Gossip We Are Taking With A Grain Of Salt

  • You’ve probably seen the “will Sen. Joe Manchin (D-WV) switch parties” brouhaha. He seems to be enjoying the story, thundering to reporters that it’s “bullshit” one day, only to acknowledge that he has brought it up (to resounding nos from the Democrats) the next.
  • Manchin enjoys being in the spotlight. (A spotlight he loses if he’s not a key member of the party currently in power — just something to keep in mind.) 
  • The greatest showman from West Virginia told Sen. Bernie Sanders (I-VT) with gusto that he’d be happy with no money at all in the reconciliation package, according to an Axios report. That is probably true, but it’s hard to imagine he’d hang in the negotiations for this long if he was going to act on that compulsion.
  • Sen. Kyrsten Sinema (D-AZ) has agreed to enough various revenue streams to pay for a package the size of which is currently being discussed (in the $2 trillion neighborhood, maybe just under), according to multiple reports. The language is weird and anonymously sourced, but we’re keeping our eye on this. 

Potential Problems 

  • Sen. Jon Tester (D-MT), as he previewed to a group of us this morning, may be taking some potential revenue streams off the table, per a new letter he sent to Senate Majority Leader Chuck Schumer (D-NY). 
  • Some Democrats are trying to make the child tax credit permanently fully refundable, but Manchin is proving an obstacle. We expect to have more info for you on this soon.

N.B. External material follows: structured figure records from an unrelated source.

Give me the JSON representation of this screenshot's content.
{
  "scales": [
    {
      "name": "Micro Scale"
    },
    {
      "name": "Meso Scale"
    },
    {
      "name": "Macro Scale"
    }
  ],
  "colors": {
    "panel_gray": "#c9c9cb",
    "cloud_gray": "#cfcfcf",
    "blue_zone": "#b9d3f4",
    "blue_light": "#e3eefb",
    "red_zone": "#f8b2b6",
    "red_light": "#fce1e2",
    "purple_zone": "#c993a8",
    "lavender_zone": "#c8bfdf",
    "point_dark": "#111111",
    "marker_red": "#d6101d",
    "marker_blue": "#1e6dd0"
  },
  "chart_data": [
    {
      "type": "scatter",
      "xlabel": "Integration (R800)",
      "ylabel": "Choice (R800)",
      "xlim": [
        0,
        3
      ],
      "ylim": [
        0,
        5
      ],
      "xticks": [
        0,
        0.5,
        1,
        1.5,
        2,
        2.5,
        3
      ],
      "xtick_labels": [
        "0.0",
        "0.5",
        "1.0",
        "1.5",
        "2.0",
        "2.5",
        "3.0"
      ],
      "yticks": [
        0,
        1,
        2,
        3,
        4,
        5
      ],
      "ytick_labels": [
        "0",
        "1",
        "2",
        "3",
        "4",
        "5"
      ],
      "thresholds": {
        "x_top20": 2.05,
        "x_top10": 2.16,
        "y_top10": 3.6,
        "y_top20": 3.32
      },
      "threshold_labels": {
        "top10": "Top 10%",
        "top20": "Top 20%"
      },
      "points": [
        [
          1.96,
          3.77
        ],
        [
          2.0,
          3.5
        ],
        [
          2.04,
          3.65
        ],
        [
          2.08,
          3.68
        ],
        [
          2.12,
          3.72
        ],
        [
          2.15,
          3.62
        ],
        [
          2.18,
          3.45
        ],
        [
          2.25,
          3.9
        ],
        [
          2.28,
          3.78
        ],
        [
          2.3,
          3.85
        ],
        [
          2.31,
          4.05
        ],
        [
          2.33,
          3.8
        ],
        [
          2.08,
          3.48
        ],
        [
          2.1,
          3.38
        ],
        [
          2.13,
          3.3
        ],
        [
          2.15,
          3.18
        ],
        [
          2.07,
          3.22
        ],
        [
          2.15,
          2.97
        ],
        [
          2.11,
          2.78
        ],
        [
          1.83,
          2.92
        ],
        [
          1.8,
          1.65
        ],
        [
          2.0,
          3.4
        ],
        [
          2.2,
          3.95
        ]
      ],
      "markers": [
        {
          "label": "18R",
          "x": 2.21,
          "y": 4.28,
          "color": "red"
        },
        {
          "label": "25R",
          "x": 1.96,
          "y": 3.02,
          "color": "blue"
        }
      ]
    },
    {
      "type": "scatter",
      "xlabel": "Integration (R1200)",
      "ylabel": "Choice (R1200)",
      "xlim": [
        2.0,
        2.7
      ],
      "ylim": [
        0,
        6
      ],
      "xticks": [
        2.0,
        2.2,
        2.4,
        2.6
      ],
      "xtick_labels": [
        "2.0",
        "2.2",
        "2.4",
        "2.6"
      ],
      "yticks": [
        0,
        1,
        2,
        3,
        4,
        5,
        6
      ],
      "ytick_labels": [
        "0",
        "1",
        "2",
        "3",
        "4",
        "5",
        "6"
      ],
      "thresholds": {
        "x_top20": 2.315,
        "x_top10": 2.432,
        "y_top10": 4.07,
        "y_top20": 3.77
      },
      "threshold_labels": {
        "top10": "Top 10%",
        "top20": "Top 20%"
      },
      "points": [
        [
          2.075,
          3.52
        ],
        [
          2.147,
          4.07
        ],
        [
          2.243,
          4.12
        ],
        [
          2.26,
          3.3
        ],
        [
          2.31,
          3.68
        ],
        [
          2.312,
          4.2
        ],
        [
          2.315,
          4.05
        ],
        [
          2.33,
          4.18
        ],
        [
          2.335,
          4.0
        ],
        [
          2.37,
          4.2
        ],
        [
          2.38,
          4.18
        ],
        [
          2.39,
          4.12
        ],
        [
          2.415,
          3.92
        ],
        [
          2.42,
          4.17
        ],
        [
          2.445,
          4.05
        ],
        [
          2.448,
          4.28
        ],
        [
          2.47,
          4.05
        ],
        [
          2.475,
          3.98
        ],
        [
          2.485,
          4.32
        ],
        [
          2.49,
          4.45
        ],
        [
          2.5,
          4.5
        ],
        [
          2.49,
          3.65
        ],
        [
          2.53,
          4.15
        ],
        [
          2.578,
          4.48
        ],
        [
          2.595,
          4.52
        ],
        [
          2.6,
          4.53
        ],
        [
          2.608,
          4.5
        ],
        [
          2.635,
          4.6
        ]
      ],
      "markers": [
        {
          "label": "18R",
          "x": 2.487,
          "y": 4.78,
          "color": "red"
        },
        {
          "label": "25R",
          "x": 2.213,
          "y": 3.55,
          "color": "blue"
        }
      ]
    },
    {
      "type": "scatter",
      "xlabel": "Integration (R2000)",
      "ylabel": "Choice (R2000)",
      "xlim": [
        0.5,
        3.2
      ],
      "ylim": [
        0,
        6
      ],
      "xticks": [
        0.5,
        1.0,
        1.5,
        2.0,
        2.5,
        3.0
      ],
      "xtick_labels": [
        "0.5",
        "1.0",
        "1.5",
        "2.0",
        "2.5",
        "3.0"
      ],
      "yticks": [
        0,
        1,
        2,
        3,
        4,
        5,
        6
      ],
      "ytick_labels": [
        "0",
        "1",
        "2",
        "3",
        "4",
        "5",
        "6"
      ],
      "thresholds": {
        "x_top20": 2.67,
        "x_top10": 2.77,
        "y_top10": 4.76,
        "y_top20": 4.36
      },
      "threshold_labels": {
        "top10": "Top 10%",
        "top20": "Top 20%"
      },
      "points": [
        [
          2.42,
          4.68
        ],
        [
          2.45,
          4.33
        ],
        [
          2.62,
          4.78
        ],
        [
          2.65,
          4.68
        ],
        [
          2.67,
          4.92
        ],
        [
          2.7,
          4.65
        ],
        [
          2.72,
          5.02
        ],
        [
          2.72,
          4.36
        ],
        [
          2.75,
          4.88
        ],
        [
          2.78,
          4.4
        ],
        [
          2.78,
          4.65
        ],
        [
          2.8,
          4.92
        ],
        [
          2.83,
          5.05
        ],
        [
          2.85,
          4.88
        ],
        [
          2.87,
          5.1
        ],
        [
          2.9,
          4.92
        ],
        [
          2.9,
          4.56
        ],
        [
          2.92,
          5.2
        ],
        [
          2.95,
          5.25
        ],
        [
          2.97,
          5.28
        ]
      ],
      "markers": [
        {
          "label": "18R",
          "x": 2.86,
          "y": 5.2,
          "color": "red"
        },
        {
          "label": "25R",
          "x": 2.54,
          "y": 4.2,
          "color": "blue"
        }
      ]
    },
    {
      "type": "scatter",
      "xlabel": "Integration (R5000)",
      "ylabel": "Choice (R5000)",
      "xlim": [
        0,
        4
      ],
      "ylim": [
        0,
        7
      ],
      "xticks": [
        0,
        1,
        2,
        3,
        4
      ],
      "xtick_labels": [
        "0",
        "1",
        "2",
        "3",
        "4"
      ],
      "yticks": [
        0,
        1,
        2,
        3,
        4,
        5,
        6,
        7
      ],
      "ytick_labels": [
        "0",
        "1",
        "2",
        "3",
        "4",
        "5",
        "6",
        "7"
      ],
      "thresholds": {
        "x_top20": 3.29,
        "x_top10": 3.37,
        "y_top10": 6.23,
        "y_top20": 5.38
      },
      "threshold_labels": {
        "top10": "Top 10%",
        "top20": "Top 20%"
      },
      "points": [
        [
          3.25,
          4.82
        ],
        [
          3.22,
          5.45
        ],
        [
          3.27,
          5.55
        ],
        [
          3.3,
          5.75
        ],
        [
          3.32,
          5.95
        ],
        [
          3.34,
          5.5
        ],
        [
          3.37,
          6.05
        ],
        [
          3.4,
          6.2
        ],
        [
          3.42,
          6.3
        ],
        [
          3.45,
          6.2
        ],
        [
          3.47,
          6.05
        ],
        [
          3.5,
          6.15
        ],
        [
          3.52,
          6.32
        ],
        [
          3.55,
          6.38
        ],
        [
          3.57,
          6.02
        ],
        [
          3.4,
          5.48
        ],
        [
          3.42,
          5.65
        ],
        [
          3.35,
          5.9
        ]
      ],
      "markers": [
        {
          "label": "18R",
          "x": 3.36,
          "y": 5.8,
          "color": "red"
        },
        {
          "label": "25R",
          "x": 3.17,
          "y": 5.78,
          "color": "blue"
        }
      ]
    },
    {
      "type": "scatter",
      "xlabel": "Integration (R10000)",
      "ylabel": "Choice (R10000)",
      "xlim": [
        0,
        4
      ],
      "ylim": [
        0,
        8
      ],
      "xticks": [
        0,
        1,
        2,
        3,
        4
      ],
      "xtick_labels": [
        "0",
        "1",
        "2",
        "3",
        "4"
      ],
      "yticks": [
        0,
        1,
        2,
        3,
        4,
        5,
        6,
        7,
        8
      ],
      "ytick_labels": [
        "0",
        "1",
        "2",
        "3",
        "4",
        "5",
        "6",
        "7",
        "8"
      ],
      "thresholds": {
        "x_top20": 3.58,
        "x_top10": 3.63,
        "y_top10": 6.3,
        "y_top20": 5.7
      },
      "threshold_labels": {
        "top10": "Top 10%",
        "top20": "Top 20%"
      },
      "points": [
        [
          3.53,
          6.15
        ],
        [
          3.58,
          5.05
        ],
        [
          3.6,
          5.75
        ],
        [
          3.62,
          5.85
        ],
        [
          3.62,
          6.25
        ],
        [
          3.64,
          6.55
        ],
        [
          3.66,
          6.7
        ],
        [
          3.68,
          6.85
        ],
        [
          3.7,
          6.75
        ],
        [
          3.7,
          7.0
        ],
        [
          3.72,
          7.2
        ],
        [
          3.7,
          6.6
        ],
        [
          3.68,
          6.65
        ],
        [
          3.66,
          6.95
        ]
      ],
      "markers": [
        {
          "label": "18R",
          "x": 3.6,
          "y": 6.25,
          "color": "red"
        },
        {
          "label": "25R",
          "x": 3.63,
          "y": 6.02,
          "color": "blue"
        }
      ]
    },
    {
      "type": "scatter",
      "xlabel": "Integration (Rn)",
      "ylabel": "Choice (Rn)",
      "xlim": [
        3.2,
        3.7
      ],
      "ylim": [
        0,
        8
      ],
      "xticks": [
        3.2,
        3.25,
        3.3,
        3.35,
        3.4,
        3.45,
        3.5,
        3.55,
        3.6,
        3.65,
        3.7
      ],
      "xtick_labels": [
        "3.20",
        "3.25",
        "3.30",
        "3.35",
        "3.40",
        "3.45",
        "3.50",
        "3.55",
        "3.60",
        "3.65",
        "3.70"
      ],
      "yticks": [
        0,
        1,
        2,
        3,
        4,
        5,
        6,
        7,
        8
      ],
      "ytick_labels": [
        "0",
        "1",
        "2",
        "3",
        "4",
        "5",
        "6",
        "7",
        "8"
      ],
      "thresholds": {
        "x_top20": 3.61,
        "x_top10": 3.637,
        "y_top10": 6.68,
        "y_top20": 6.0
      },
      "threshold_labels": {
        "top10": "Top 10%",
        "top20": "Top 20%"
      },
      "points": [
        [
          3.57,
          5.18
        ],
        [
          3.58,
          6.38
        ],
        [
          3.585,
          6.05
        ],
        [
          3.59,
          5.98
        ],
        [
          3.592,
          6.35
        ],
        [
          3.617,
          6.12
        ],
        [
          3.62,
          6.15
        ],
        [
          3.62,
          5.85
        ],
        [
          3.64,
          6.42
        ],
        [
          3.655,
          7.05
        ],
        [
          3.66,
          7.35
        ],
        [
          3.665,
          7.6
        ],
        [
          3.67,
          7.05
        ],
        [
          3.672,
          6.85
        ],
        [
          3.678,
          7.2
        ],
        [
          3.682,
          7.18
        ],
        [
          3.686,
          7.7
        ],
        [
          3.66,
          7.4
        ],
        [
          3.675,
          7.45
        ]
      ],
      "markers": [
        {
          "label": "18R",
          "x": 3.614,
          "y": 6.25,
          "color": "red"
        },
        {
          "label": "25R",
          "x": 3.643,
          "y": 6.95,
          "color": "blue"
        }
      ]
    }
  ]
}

The Unique Manchin-Sinema Problem

  • The irony of these negotiations is that Manchin and Sinema often disagree with each other, making it very hard to appease both. Manchin is all for tax reform — up to a point, at least — when it comes to the wealthy and corporations. Sinema is not. Sinema is all for a carbon tax. Manchin is not. 
  • That being said, the non-Manchinema senators are equally sick of answering questions about the both of them, I can attest. 

Where Things Stand: GOPer Tries To Cosplay As Jan 6 Committee Member

Let’s go back in time for a minute. Back when House Speaker Nancy Pelosi (D-CA) was putting together a panel of House members to participate in the Jan. 6 select committee to probe the insurrection, she rejected two of Minority Leader Kevin McCarthy’s (R-CA) panelist picks (the Jims) — Reps. Jim Jordan (R-OH) and Jim Banks (R-IN).

The decision was rooted in her correct understanding that both of the Jims would use the committee’s probe of the Capitol attack as a platform for spewing the Big Lie and other Trumpy nonsense and conspiracy theories, thus likely derailing the serious work of the committee. Both Jims not only voted to overturn the election results on Jan. 6, but they also both signed onto a request out of Texas asking the Supreme Court to invalidate election results in Georgia, Michigan, Pennsylvania and Wisconsin.

In retaliation for Pelosi’s move against the Jims, McCarthy pulled all of his Republican picks from the panel, leaving only Reps. Liz Cheney (R-WY) and Adam Kinzinger (R-IL) as GOP members (who joined out of their own volition). Both have been highly critical of Trump for some time and have, at least thus far, taken their assignments very seriously, signing off on all of the committee’s subpoenas and publicly supporting each layer of the committee’s investigation. Cheney is the committee’s vice-chair.

But one of the Jims, Jim Banks, is apparently now trying to play dress up — pretending to be a member of the panel probing the insurrection.